Posted: Thu Dec 12, 2019 12:54 am
by Pud
Thanks for the reply.

Yes I have created a ‘test for dups’ procedure and am currently inserting it around various bits of code it to see if
I can determine exactly the point of corruption. I’ve tried FlushFilebuffers and also tried setting the size of the file buffer
to something longer then the file so no buffer boundary updates.

Renaming a file to itself is an interesting one a nice simple fix to try. I sincerely hope it wins you the reward (:

Yes the main database file is copied to a temp file on the local hard drive, worked on there and then copied back.

The problem is the users are hammering away at this all day and I can go several days without an issue.
Today the corruption happened twice! ARRRRRRRRRRRR.

11/12/2019 @ 11:37:33
-
Checking Jobsheets0000.md Start=57000 End=59532
-
Checking Invoices0000.md Start=66000 End=67875
-
Checking CreditNotes0000.md Start=4000 End=4079
-
Checking Purchases0000.md Start=87000 End=91179
-
Checking CollectionNotes0000.md Start=51000 End=55032
54664 is duplicated
54665 is duplicated
54666 is duplicated
54667 is duplicated
54668 is duplicated
54669 is duplicated
54670 is duplicated
54671 is duplicated
54672 is duplicated
54673 is duplicated
51375 '{ }' mismatch
51376 is missing
51377 is missing
51378 is missing
51379 is missing
51380 is missing
51381 is missing
51382 is missing
51383 is missing
51384 is missing
51385 is missing
-
Checking Production0000.md Start=1000 End=3023
-

Re: A few questions regarding Files and Linked Lists

Posted: Thu Dec 12, 2019 6:28 pm
by kpeters58
Hmm - that sounds very much like an issue I had for the longest time years ago (a number of radiology clinics with up to 10 PCs each writing image metadata to a central location).
It would go well for up to a week or longer, but eventually "wondrous" things would happen: Duplicate lines, missing lines, garbage lines - some sort of file corruption.

In the end, I did give up and rewrote it to use a database server (in their case I was able to use SQLite with a retry loop around the writes to handle SQLite's locking) - it works flawlessly to this day (10+ years). The clinics each only have an average of < 200 patients a day, so the locking conflicts almost never arise and if they do, my retry loop handles them easily. I use SQLite's in-memory tables locally, so I get all the integrity checking I put in the DDL for free (such as unique constraints etc.)

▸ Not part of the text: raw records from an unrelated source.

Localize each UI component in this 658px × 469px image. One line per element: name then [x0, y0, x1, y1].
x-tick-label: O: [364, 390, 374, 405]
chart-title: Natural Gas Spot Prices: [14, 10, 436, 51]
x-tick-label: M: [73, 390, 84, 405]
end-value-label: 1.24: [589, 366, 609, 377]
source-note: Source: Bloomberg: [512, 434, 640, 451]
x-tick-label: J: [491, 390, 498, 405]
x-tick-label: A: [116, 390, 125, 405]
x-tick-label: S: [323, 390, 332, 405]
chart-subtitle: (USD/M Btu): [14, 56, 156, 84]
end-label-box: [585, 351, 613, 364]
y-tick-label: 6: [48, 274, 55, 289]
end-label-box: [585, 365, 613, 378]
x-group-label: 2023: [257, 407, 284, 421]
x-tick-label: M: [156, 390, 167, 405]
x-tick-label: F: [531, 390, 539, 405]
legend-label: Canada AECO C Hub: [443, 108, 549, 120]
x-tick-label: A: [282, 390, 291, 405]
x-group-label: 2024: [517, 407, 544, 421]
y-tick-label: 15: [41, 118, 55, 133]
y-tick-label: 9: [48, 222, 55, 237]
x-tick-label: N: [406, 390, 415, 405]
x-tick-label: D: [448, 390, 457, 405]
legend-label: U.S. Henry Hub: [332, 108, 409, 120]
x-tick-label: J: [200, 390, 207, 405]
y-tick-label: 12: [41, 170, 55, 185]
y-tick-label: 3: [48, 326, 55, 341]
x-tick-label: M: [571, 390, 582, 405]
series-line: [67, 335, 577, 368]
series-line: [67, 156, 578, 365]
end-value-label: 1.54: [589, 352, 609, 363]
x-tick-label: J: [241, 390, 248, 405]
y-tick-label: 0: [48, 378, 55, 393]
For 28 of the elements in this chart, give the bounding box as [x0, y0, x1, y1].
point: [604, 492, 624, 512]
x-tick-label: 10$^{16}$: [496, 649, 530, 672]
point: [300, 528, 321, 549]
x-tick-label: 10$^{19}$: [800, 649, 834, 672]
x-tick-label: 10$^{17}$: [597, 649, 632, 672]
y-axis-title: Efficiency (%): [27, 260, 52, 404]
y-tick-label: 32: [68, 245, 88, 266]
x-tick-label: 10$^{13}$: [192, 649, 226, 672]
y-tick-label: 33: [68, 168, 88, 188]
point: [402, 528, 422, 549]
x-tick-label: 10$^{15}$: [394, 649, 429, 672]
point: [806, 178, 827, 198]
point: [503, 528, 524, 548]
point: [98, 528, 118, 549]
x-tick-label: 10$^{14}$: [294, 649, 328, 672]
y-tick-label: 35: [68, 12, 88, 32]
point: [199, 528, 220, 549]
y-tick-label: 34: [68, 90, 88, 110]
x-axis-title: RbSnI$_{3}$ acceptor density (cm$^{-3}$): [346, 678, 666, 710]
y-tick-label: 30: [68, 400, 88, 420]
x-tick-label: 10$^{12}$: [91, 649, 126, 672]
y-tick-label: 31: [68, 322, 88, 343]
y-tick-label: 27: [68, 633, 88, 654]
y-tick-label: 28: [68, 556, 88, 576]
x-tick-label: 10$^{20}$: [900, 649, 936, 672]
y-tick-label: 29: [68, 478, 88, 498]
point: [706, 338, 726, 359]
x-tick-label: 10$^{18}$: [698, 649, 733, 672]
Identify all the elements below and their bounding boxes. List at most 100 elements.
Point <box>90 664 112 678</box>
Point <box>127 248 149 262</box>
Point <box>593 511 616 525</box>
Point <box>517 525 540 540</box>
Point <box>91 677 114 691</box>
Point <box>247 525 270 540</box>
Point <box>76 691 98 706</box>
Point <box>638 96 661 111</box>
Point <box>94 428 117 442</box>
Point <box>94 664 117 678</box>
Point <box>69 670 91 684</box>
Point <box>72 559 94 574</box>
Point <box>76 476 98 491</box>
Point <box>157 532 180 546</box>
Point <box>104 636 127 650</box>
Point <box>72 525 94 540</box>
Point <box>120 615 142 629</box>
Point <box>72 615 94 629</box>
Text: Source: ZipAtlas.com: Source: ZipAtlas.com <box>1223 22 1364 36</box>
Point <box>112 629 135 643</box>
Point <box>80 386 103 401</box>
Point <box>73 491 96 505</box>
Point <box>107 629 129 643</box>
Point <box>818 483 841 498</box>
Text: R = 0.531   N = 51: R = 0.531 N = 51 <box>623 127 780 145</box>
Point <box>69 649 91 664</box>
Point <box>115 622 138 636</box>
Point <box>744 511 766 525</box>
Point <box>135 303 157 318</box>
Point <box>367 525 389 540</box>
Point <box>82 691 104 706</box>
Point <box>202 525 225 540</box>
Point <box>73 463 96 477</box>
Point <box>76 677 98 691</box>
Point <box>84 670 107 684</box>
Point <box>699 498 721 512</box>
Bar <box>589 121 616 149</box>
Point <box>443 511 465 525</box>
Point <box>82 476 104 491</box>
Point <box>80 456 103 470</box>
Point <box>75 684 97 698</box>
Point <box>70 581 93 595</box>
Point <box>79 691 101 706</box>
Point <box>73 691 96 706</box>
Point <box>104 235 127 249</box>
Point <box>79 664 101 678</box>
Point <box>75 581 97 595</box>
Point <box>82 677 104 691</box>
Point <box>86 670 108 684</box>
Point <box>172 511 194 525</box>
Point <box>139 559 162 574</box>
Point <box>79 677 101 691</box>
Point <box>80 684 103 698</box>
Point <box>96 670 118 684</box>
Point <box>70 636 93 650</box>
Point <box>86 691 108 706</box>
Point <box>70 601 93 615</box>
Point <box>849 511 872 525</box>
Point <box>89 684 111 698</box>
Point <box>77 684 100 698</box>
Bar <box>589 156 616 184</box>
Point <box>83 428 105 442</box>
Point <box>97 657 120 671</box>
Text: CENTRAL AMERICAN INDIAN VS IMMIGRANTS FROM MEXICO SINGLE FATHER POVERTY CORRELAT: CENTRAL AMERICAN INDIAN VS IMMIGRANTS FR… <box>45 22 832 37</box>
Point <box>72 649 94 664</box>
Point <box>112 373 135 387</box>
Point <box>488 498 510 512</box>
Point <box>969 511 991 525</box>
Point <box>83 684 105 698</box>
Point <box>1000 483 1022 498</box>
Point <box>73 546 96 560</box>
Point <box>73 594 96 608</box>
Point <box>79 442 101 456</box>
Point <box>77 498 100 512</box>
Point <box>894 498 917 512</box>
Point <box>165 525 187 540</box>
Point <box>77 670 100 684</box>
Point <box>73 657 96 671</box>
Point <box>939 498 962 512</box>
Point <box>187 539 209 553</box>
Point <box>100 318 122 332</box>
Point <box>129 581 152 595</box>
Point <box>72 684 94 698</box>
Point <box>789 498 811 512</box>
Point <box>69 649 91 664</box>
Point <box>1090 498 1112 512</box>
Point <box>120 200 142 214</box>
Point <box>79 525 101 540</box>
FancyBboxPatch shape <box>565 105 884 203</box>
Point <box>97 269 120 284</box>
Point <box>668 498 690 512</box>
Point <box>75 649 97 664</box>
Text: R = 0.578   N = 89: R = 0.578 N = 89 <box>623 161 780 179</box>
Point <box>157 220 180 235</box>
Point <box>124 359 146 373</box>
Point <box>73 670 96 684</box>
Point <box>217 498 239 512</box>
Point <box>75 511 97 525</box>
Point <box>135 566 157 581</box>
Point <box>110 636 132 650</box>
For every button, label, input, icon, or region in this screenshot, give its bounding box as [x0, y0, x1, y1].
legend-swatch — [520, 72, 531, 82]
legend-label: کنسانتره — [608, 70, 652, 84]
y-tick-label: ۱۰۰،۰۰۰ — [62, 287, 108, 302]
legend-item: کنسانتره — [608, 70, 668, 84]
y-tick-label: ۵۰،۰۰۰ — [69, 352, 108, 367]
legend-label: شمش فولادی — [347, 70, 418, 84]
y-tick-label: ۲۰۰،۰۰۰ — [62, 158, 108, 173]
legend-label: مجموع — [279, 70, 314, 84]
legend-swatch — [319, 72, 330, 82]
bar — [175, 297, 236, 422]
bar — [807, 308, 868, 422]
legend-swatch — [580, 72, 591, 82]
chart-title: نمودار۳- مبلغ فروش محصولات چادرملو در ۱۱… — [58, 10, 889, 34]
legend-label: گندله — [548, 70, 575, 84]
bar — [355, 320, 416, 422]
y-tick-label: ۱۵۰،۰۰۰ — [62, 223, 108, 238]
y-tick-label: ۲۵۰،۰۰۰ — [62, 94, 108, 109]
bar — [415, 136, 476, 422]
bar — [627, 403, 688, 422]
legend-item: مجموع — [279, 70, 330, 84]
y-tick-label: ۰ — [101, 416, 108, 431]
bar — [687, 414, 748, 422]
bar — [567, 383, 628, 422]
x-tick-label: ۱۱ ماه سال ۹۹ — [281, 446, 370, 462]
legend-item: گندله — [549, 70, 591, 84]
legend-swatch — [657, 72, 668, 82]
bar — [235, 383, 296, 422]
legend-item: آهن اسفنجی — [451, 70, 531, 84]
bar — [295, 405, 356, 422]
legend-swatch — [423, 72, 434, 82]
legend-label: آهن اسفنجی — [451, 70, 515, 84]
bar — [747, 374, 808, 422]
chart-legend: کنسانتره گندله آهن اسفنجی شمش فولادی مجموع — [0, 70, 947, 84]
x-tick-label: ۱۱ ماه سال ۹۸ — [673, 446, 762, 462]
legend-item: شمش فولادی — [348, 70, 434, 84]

Your app sounds like it might be way more I/O intensive - in that case I would have chosen a real multi-user DB like PostgreSQL or MySQL/MariaDB.

Re: A few questions regarding Files and Linked Lists

Posted: Fri Dec 13, 2019 3:14 am
by Rinzwind
Just a generic hint.. write a basic test client that reads and writes sequentially and randomly. Run multiple instances. And/or use threads to simulate simultaneous access. Try to replicate the issue in its most basic way.